As published in An Cosantóir in November 2011.
By Sgt Wayne Fitzgerald – Photographs by Corporal Greg Dorney & 105 Sqn
After her recent visit to Lebanon and coming in to her last few weeks in office after her great tenure of service to our nation, the president spoke brieﬂy to An Cosantóir about her memories of the Defence Forces.
Under the constitution, Supreme Command of the Defence Forces is vested in the President. What does this role entail, and how has it manifested itself during your 14 years in office?
Operational command of the Defence Forces is vested in the Minister and the Government but the Supreme Command of the Defence Forces is vested in the President – a role often referred to as Commander in Chief and one that I was anxious to signify by developing an active relationship with the Defence Forces both at home and abroad. The staff in the Aras ADC’s office have become my friends and colleagues these past fourteen years and of course members of the Defence Forces have played a central role in all the ceremonial duties of the Presidency. I had regular meetings and briefings with various Chief’s of Staff, visited many barracks, accompanied the troops twice on their Military Pilgrimages to Lourdes, invited retired members of the Defence Forces and families of serving soldiers to the Aras, took part in commemoration ceremonies, was transported safely to various destinations by the Air Corps and was particularly proud to be the ﬁrst President to visit our troops serving overseas with the United Nations, of Ireland’s most important national engagements with the wider world is our peacekeeping work with the United Nations. Ireland’s Defence Forces have served for over ﬁfty years with outstanding distinction and considerable sacriﬁce. I wanted to honour and draw attention to that work and so my ﬁrst and last foreign visits as President were to Irish troops serving in Lebanon, where forty seven of our troops died in the service of peace, more than any of the other foreign armies serving there. It has been an abiding theme of my Presidency to acknowledge the immense contribution of our Defence Forces since the foundation of the State.
You have visited many overseas missions during your time, is there any one that stands out the most?
Each visit abroad stands out in terms of the sheer professionalism of our soldiers and each carries very special images but there was something dreadfully poignant about Liberia, which I visited in late 2004. The place was a mess with virtually no infrastructure, a wickedly hot climate, with troops patrolling in temperatures that could soar to 50 degrees centigrade. They didn’t complain, just got on with their work and in their spare time helped out at a hospice for people dying of Aids. In a country mired in chaos their positivity and simple decency were so needed and appreciated.

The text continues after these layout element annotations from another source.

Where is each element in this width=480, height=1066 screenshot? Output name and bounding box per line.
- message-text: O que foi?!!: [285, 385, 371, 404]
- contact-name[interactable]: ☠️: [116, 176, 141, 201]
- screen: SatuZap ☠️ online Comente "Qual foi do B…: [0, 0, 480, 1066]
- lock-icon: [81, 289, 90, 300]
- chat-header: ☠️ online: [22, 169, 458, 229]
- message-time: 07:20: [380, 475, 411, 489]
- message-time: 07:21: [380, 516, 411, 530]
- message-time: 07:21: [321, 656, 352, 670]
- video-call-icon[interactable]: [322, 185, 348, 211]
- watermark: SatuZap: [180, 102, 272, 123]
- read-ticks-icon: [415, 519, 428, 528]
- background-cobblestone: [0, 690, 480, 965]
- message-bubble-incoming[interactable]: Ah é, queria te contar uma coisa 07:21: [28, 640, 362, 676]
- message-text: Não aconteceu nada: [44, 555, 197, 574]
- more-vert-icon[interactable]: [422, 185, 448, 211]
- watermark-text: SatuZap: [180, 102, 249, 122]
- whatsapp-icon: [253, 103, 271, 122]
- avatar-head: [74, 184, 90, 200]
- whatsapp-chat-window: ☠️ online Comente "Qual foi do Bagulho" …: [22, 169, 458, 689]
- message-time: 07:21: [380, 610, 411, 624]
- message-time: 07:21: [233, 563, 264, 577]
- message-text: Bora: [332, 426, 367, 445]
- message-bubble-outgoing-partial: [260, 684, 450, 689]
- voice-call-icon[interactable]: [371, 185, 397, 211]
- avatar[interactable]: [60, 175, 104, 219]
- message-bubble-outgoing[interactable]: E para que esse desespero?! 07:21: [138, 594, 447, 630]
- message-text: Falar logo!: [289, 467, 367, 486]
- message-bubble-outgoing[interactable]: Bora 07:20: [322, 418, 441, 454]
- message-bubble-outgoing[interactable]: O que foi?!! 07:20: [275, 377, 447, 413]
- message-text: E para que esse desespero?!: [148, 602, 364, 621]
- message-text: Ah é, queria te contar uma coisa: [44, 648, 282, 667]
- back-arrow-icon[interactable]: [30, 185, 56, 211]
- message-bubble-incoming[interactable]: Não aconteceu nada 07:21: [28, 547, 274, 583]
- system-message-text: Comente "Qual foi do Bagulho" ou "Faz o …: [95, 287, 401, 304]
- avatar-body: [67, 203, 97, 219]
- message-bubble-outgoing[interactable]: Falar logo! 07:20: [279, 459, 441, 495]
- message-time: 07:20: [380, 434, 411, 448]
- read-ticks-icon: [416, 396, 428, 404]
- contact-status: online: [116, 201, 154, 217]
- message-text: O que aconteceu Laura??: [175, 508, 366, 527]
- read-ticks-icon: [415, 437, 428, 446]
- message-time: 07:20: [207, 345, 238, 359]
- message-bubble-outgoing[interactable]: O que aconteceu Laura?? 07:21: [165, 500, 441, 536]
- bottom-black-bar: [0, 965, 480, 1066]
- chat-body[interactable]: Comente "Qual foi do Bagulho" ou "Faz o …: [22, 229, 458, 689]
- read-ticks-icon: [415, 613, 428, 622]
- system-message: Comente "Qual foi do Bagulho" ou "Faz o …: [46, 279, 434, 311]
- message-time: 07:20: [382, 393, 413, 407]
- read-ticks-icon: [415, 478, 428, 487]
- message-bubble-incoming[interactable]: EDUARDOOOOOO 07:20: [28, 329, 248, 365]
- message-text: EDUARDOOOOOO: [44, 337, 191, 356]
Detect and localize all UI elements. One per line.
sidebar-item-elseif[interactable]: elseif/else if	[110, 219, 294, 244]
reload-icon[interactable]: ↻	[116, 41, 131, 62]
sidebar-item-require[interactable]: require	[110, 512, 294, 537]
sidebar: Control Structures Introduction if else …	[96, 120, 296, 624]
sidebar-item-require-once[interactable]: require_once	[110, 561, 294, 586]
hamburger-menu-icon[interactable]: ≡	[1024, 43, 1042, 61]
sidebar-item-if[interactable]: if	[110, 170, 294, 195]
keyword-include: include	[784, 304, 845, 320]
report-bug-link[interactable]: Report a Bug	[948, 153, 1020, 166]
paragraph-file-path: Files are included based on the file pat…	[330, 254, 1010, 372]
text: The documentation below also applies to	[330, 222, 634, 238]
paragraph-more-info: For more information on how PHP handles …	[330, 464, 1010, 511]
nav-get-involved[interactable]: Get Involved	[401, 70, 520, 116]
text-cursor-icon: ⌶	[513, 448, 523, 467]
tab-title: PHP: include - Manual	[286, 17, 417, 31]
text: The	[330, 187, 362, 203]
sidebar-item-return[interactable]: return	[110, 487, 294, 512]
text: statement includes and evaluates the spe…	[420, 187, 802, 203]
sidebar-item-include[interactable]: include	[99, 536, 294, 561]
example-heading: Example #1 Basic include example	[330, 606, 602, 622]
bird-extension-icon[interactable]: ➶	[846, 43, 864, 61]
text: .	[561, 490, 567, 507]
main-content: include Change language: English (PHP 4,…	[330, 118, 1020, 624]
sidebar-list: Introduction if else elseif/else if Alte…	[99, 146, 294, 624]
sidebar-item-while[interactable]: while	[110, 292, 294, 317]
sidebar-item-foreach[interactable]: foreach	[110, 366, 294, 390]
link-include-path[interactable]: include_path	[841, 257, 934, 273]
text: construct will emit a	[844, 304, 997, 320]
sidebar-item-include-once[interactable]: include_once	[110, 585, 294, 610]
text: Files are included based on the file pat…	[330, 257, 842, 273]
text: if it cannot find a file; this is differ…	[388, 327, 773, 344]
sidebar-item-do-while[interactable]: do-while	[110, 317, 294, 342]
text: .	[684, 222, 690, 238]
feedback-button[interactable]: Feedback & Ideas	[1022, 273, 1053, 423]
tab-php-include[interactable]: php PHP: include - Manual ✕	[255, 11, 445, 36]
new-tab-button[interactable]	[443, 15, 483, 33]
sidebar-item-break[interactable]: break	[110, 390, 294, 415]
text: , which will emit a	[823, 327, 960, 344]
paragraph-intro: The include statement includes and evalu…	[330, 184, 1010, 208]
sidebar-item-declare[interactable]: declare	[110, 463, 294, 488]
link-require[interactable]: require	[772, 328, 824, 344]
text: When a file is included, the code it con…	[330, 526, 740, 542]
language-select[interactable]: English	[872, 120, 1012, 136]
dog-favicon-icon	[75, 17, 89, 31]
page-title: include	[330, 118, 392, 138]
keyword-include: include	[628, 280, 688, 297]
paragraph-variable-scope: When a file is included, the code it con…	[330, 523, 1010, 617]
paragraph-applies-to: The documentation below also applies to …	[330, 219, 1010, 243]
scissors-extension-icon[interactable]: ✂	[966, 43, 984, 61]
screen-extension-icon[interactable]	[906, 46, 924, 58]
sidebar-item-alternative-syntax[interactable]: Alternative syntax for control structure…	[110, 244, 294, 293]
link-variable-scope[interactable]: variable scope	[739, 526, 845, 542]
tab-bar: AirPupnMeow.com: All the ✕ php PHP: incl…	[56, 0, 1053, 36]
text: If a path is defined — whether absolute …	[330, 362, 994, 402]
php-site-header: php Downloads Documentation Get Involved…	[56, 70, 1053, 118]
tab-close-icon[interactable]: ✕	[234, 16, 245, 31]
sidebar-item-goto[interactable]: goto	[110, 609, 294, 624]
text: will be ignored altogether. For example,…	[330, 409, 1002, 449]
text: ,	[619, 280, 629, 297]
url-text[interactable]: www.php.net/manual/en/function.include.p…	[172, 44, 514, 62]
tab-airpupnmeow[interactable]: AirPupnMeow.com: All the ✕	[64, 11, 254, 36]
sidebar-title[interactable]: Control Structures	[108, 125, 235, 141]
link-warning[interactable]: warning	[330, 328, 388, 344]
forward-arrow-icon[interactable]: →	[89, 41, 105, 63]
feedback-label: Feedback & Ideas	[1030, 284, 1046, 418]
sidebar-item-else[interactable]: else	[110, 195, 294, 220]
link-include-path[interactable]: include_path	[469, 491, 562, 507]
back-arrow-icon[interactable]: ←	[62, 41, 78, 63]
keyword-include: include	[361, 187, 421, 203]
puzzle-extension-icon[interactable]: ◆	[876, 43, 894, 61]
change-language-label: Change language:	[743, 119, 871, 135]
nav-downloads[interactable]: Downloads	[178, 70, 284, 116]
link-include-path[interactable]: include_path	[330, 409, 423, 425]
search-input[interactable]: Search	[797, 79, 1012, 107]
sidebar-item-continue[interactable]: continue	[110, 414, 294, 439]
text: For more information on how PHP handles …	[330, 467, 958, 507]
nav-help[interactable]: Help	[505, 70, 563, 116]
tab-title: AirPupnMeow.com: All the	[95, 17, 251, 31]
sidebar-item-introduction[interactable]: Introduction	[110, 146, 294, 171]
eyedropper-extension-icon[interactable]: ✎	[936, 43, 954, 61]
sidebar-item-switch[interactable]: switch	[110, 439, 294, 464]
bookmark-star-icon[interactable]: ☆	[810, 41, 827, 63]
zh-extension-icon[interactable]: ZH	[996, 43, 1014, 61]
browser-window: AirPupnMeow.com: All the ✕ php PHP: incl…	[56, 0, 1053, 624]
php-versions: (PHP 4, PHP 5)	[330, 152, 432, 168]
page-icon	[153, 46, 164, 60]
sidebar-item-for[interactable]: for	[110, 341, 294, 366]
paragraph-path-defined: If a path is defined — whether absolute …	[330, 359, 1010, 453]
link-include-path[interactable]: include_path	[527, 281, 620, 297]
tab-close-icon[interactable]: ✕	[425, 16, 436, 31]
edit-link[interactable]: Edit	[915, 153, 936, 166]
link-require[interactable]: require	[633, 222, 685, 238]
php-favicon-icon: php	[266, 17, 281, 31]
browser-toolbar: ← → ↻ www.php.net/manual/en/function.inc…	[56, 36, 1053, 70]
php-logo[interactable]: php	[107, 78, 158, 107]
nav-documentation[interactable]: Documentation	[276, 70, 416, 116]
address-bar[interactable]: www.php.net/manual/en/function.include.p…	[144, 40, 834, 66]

Both Ireland and the Defence Forces have changed substantially over the past 14 years. How important a contribution do you think the three services of the Defence Forces make to the State today?
The Defence Forces have been a rock solid centre of gravity since the foundation of the State, an essential element in Ireland’s early pathway to stability and democracy and today they are part of the warp and weft of our civic life at home while abroad they are the outward expression of Ireland’s commitment to global peace. The loyalty of our Army, Air Corps and Naval Service to Ireland and her values has been exemplary. They showcase to the highest level of professionalism and integrity what big things a small, militarily neutral country has to contribute to global peace. It was a proud moment for me, though no surprise, to hear General Asarta who is the current Commander of UNIFIL say that the people of South Lebanon begged him to bring the Irish troops back to Lebanon because their experience of them had been so good.
What memories will you bring with you of the Defence Forces?
I have many great memories of our Defence Forces, some relating to events at home others to visits overseas. The enormous contribution of our Defence Forces during the visit of Her Majesty Queen Elizabeth was particularly memorable and evoked pride across the entire land. I have loved the Guards of Honour, the Bands with their wonderful marching tunes, the Cadets at Garden of Remembrance, the Buglers, the Artillery, the Air Corps with the ﬂy past, the care for one another when serving abroad, the shocking all consuming sadness when a member of the Defence Forces died and the camaraderie that was so evident at funerals and commemorations. I remember the combined Irish army and civilian medical relief teams that went to Honduras after Hurricane Mitch and that my husband Martin was so honoured to serve two rotations with. The stories of those days are regularly told and retold and always the core story is of Irish soldiers who can through sheer can-do determination and skill, work miracles in the most diﬃcult of conditions.
“I take this opportunity to thank the Defence Forces and their families for their truly wonderful support and friendship during my time in oﬃce. I could never hope to repay them but hope they know the pride and respect they evoke in me, in every Irish person and in all whose paths they cross. Those who serve today are building on a very proud tradition and I know from direct experience that they will honour that tradition brilliantly.”